The first paragraph of this describes me perfectly. I recall those articles about Lloyd and Danny and Yasme in QST in the 50's and 60's, though unfortunately my "dropout" from ham radio lasted for forty years, missing all those great years of DXpeditions. But I have a couple of QSL's from KV4AA, and I remember listening to Dick a lot and thinking that someday I'm going to have a "real" station and send beautiful CW like he did. I got back a year ago, and reading this makes it seem like I was never away.

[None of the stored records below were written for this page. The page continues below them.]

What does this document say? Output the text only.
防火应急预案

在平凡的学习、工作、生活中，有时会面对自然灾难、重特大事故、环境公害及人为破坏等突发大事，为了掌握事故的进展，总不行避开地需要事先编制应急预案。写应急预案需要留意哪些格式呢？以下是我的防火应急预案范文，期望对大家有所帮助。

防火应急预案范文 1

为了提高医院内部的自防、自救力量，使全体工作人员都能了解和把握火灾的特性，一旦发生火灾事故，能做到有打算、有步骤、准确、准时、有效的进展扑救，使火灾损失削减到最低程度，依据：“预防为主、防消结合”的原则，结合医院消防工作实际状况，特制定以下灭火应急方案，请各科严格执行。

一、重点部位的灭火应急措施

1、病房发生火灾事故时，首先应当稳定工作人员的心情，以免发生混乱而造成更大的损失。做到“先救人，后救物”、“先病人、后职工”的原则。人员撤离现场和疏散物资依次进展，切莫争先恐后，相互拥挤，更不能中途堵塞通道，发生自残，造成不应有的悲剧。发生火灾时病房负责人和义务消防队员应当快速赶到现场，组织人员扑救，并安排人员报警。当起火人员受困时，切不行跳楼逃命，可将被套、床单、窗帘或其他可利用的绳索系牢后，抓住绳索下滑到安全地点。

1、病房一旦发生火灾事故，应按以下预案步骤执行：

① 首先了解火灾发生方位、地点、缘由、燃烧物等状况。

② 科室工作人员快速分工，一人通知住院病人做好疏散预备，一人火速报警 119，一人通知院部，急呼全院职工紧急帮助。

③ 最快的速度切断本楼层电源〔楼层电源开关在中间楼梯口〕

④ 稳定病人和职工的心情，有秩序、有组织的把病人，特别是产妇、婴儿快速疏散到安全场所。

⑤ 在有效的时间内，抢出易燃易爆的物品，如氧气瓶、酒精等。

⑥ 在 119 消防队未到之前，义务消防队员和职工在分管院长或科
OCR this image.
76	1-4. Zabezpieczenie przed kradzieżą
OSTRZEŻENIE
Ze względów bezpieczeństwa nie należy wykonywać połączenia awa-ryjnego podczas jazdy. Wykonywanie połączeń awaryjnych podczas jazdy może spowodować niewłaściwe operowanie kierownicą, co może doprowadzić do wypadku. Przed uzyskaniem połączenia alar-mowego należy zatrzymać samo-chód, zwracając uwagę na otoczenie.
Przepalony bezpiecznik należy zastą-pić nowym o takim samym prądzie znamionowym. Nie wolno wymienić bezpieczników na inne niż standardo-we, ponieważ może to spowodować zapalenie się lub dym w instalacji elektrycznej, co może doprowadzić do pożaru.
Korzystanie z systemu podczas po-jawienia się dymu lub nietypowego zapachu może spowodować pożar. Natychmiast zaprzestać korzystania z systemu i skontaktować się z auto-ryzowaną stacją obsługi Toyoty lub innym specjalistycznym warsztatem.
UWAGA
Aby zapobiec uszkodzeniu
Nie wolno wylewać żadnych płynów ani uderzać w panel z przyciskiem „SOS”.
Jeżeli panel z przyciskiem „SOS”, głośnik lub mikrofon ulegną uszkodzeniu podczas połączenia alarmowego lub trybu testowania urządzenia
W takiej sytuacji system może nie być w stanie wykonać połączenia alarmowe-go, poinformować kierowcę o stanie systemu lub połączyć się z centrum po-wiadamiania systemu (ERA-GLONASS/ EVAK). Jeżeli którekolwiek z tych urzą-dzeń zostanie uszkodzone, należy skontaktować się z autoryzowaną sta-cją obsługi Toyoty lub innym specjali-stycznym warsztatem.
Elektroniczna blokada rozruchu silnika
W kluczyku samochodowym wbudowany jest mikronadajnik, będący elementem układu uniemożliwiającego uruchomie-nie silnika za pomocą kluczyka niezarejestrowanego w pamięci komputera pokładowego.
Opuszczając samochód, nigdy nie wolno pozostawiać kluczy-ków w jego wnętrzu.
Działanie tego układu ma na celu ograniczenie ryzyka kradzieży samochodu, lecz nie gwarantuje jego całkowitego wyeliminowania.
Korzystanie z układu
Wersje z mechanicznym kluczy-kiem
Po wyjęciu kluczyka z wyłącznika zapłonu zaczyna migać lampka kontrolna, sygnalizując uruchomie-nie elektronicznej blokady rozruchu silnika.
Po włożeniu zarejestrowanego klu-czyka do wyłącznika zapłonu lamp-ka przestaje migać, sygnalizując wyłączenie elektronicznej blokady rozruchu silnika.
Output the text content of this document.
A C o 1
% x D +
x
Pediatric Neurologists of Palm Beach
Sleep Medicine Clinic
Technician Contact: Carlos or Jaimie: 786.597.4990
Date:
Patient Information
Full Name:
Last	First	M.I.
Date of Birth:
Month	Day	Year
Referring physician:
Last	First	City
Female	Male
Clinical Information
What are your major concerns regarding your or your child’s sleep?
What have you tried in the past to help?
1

George W1EBI (ex-W3CMN, 1955-62)
 
Yasme: The DXpeditions of Danny Weil & the Col  
by KE4NYV on July 20, 2003 Mail this to a friend!
Great article Don. It was great to see you in the headlines :o) 73's from a fellow (former) VB Ham Jason KE4NYV www.ke4nyv.com
 
Yasme: The DXpeditions of Danny Weil & the Col  
by N3XL on July 21, 2003 Mail this to a friend!
Excellent review! I also read the book and found it very interesting to learn how DXpeditioning evolved during my childhood years. We all should be thankful that there were some relatively wealthy folks out there who felt a calling to support amateur radio DX during this phase of ham radio's evolution. The book adequately chronicles important DX history and, reading between the lines, allows one to imagine what was driving these people in their ardent pursuit of DX. The first chapter is very humorous in describing Danny Weil's entry into sailing and his fascination with the raw challenge of sailing around the world and seeing exotic places. Throughout later chapters, I found the background info on Lloyd Colvin's military career very interesting. Any military communications officer can easily empathise with Mr. Colvin's career struggles as a military communications officer. And I would be remiss not to mention Iris Colvin, a ham's dream wife! This book should be required reading for our wives - hi hi.
 
Yasme: The DXpeditions of Danny Weil & the Col  
by K1TN on July 21, 2003 Mail this to a friend!
I appreciate Don Lynch's nice review of my book, "YASME, the Danny Weil and Colvin Radio Expeditions," on eHam. It was an honor and a privilege to be able to write it (and get paid, too -- I'm a working writer). There is another amateur radio history knocking around in my head and I hope to get it on paper one of these days. -- Jim Cain, K1TN
 
Yasme: The DXpeditions of Danny Weil & the Col  
by W9SZ on July 22, 2003 Mail this to a friend!
I hope you do write that next book soon, Jim. I will be getting the book about Danny and the Colvins soon.

I love books about the history of ham radio such as these. And it brings back memories of the times of working through the pileups on Danny, Lloyd and Iris.

Those of us who remember should all send Danny a card telling him we appreciate what he did.